The customer accepts the offer and goes to retail in order to complete the transaction. Now let’s see what happens when manual processes pickup in retail where the customer left off on the myOperator app and the digital continuity of the journey is missing.
As we can see, AI’s positive customer experience gains can be negated by the disconnectivity of customer event data between channels. Fragmentations like this of data and channels limit the high potential of AI in customer-facing applications.
To unlock AI’s full potential, mobile operators need a digital infrastructure that enables every interaction – no matter where it begins– to continue seamlessly across all channels. In the previous example, the AI-powered trade-in recommendation only works if the retail system has access to the same device diagnostics and CRM data as the mobile app. This is what digital seamlessness looks like: a unified experience where data flows in real-time between systems, enabling AI to deliver consistent, context-aware recommendations.
Digital Device Lifecycle Management (dDLM) provides this foundation. By connecting contextual awareness, omnichannel consistency and real-time device intelligence, dDLM enables AI to function effectively across all touchpoints.
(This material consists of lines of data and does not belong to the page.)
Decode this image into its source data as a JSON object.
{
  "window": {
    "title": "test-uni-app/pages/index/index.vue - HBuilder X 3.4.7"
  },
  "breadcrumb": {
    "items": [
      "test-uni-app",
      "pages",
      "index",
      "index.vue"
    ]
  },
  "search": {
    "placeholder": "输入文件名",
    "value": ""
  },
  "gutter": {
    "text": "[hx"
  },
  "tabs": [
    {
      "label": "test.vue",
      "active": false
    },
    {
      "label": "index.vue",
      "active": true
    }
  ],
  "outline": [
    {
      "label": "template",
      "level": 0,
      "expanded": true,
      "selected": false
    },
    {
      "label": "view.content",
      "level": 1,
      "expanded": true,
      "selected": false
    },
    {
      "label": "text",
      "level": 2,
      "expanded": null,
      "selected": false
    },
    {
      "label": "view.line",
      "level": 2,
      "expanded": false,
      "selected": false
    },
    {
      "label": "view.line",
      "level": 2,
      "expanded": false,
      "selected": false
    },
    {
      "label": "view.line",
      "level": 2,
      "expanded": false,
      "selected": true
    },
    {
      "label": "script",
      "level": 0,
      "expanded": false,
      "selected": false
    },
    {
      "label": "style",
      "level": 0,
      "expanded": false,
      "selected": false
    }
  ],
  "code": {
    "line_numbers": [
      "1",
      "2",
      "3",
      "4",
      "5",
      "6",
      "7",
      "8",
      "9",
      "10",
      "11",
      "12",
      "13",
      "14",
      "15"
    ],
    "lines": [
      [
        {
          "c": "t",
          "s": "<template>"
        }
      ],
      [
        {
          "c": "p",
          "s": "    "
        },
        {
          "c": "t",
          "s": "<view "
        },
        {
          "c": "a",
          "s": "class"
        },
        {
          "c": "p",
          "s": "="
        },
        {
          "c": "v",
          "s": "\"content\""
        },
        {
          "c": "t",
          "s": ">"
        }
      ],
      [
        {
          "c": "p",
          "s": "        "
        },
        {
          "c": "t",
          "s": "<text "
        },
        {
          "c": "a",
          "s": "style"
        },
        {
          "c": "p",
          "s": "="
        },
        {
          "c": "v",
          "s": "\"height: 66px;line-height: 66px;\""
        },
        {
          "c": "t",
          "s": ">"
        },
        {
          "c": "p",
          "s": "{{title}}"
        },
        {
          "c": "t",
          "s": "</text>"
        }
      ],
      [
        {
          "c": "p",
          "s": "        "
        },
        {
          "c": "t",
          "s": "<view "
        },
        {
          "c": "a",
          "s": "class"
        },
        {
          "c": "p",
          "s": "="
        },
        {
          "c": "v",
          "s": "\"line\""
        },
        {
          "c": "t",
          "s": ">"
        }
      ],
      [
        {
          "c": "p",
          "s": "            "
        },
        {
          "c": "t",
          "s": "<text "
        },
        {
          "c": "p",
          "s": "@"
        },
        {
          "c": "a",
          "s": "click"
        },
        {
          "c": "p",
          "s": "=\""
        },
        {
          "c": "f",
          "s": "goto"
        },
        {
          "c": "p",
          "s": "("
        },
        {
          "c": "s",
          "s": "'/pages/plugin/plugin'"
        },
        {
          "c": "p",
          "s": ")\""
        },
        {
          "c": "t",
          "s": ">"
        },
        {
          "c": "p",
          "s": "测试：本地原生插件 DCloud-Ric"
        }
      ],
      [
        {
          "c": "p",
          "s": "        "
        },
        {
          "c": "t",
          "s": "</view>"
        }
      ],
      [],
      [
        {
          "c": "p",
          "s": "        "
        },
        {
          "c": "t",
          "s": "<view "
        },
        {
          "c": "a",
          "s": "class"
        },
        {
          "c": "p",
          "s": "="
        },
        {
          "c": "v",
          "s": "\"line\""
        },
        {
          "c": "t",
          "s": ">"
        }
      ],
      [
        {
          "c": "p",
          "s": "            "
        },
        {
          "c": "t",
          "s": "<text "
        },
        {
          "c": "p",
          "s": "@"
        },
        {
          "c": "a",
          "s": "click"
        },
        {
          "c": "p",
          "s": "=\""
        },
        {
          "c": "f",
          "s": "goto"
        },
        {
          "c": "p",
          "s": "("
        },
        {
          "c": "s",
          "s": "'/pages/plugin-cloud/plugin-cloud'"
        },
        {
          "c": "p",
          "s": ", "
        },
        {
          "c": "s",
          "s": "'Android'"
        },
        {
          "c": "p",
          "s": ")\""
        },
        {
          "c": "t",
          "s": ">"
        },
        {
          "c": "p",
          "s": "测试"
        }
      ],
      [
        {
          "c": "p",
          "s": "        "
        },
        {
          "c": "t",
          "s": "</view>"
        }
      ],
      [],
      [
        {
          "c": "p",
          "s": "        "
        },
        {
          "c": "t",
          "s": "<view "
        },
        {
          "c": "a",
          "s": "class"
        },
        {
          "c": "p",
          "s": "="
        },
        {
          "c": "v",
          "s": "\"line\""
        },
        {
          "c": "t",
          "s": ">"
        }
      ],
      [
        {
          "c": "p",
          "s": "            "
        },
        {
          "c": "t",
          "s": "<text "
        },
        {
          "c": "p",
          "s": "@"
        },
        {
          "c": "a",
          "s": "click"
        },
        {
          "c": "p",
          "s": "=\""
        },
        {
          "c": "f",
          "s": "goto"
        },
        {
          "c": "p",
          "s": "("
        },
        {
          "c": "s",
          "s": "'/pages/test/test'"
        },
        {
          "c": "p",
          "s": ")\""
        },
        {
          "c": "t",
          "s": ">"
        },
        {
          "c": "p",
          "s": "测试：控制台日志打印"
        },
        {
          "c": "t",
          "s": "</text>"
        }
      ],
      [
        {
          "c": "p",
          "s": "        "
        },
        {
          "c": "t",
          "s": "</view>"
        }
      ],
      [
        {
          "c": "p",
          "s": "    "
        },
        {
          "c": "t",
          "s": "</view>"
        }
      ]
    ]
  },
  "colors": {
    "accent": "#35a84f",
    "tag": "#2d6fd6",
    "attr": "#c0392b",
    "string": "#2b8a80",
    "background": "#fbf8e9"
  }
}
The impact is tangible: NPS increases by 17 points with seamless, digital-first trade-in experiences, and 76 percent of customers say they would stay loyal to an operator applying dDLM principles. Operationally, dDLM allows frontline teams to focus less on troubleshooting and more on value – reducing in-store trade-in processing times by 78 percent, according to MCE data.
By connecting device intelligence, customer data and service channels, MCE’s dDLM platform ensures AI has the context it needs to deliver smarter, more seamless experiences – maximizing both customer satisfaction and business results.